Wycelowałeś w przewodnika stada ? Razz miałeś glany Razz ?
Dziadek_Piorun
PostWysłany: Śro 16:58, 05 Mar 2008    Temat postu:

Raz miałem taką akcję, że podbiła do mnie grupka dresów niedaleko klubu Medium(który chyba jest już zamknięty:P). Myśląc szybko i analizując sytuację po powiedzeniu przez nich "Dawaj portfel" + kilka epitetów, moją taktyką był kop jednego w jaja i najszybsza pitaka jaką kiedykolwiek miałem w życiu. Kolesie swojego nie zostawili w bólogennym przeżyciu i po chwili pościgu olali mnie, ja natomiast wtopiłem się w Mediumowy las. Razz
Cyryl
PostWysłany: Wto 16:13, 04 Mar 2008    Temat postu:

Jak mnie ktoś zaczepia na ulicy to mówię zazwyczaj: "Cho na solo kutasiarzu pierdolony cwelu zajebany wyjebać ci lepe z ucha na pysk w ryj szmato?".
reggaewomen
PostWysłany: Wto 12:23, 04 Mar 2008    Temat postu:

ja mysle ze najlepszym sposobem jest unikanie miejsc z tzw. złą renomą. Miejsc zaciemnionych, odosobnionych, jezeli jestesmy zmuszeni isc w takie miejsce, bo innej drogi nie ma to najlepiej isc w grupie... jezeli jestesmy skazani na to zeby isc samemu, jezeli widzimy grupe skinow staramy sie byc pewnymi siebie<chociaz jest to trudne w takiej sytuacji>,nie reagowac na zaczepki, isc drugą stroną drogi.. jezeli boimy sie ich wysylamy sygnaly pozawerbalne dzialajace na nich jak plachta na byka:]..
Tristian
PostWysłany: Nie 13:53, 02 Mar 2008    Temat postu:

Ja raz wdałem się z dresiarzem któremu nie podobał się mój kultowy-jak-chuj plecak kostka w dyskusję. Była albo możliwość że zbiorę wpierdol albo że bezsensownie przez chwilę pogadam i wyszło na to drugie. Jak już gadaliśmy o psychodelicznych bzdurach z 10 minut to powiedział "Dobra weź już spierdalaj" i se poszedł w swoją strone a ja w swoją.
Jagermeister
PostWysłany: Nie 12:19, 02 Mar 2008    Temat postu: Re: Jak nie dać się skroić ? / Jak nie dać sobie zajebac ?

Cyryl napisał:
"OPANUJ AGRESJĘ PRZYJACIELU"


myśle, że po takim tekście to dopiero można dostac wpierdol...
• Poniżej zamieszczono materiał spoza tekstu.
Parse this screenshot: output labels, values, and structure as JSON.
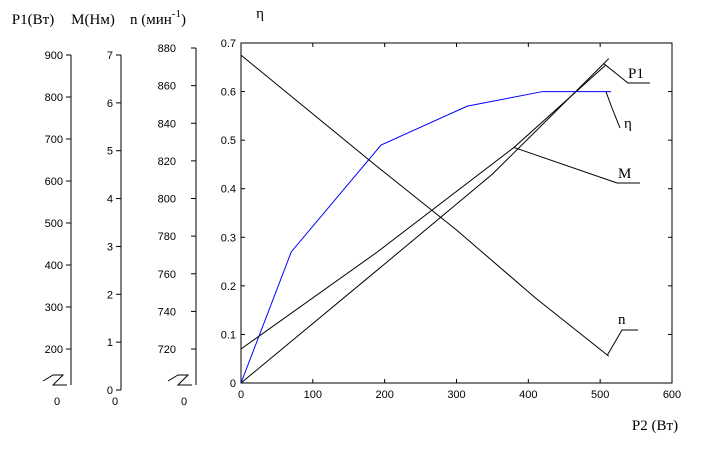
{
  "chart_data": {
    "type": "line",
    "x_axis": {
      "label": "P2 (Вт)",
      "range": [
        0,
        600
      ],
      "ticks": [
        "0",
        "100",
        "200",
        "300",
        "400",
        "500",
        "600"
      ]
    },
    "eta_axis": {
      "label": "η",
      "range": [
        0,
        0.7
      ],
      "ticks": [
        "0",
        "0.1",
        "0.2",
        "0.3",
        "0.4",
        "0.5",
        "0.6",
        "0.7"
      ]
    },
    "extra_axes": [
      {
        "key": "P1",
        "label": "P1(Вт)",
        "range": [
          150,
          900
        ],
        "ticks": [
          "200",
          "300",
          "400",
          "500",
          "600",
          "700",
          "800",
          "900"
        ],
        "zero_label": "0"
      },
      {
        "key": "M",
        "label": "M(Нм)",
        "range": [
          0,
          7
        ],
        "ticks": [
          "0",
          "1",
          "2",
          "3",
          "4",
          "5",
          "6",
          "7"
        ],
        "zero_label": "0"
      },
      {
        "key": "n",
        "label_main": "n (мин",
        "label_sup": "-1",
        "label_close": ")",
        "range": [
          697.5,
          880
        ],
        "ticks": [
          "720",
          "740",
          "760",
          "780",
          "800",
          "820",
          "840",
          "860",
          "880"
        ],
        "zero_label": "0"
      }
    ],
    "series": [
      {
        "name": "P1",
        "color": "#000000",
        "x": [
          0,
          200,
          350,
          500,
          512
        ],
        "y_eta": [
          0.0,
          0.245,
          0.43,
          0.65,
          0.668
        ],
        "label_anchor_x": 505
      },
      {
        "name": "η",
        "color": "#0000ff",
        "x": [
          0,
          70,
          195,
          315,
          420,
          515
        ],
        "y_eta": [
          0.0,
          0.27,
          0.49,
          0.57,
          0.6,
          0.6
        ],
        "label_anchor_x": 508
      },
      {
        "name": "M",
        "color": "#000000",
        "x": [
          0,
          190,
          380,
          508
        ],
        "y_eta": [
          0.07,
          0.27,
          0.485,
          0.655
        ],
        "label_anchor_x": 380
      },
      {
        "name": "n",
        "color": "#000000",
        "x": [
          0,
          95,
          190,
          300,
          410,
          512
        ],
        "y_eta": [
          0.675,
          0.56,
          0.445,
          0.315,
          0.175,
          0.055
        ],
        "label_anchor_x": 510
      }
    ],
    "grid": false,
    "legend": "inline labels"
  }
}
ja szczerze mówiąc nigdy wpierdol nie dostałem... kilka razy miałem okazje ale jakoś zawsze agresorzy sie speszyli kiedy podeszli do mnie a ja sie nie wystraszyłem... może to jakis sposób? brak reakcji na ich zaczepke?
Cyryl
PostWysłany: Sob 23:31, 01 Mar 2008    Temat postu: Jak nie dać się skroić ? / Jak nie dać sobie zajebac ?

Szedłem ostatnio i zaczepiło mnie 4 kolesi. Dałem sobie nieźle radę. Zajebałem największemu takiego luja z całej epy w czoło i go ogłuszyłem, a reszta się rozpierzchła w popłochu! Jak wy dajecie sobie radę w takich sytuacjach?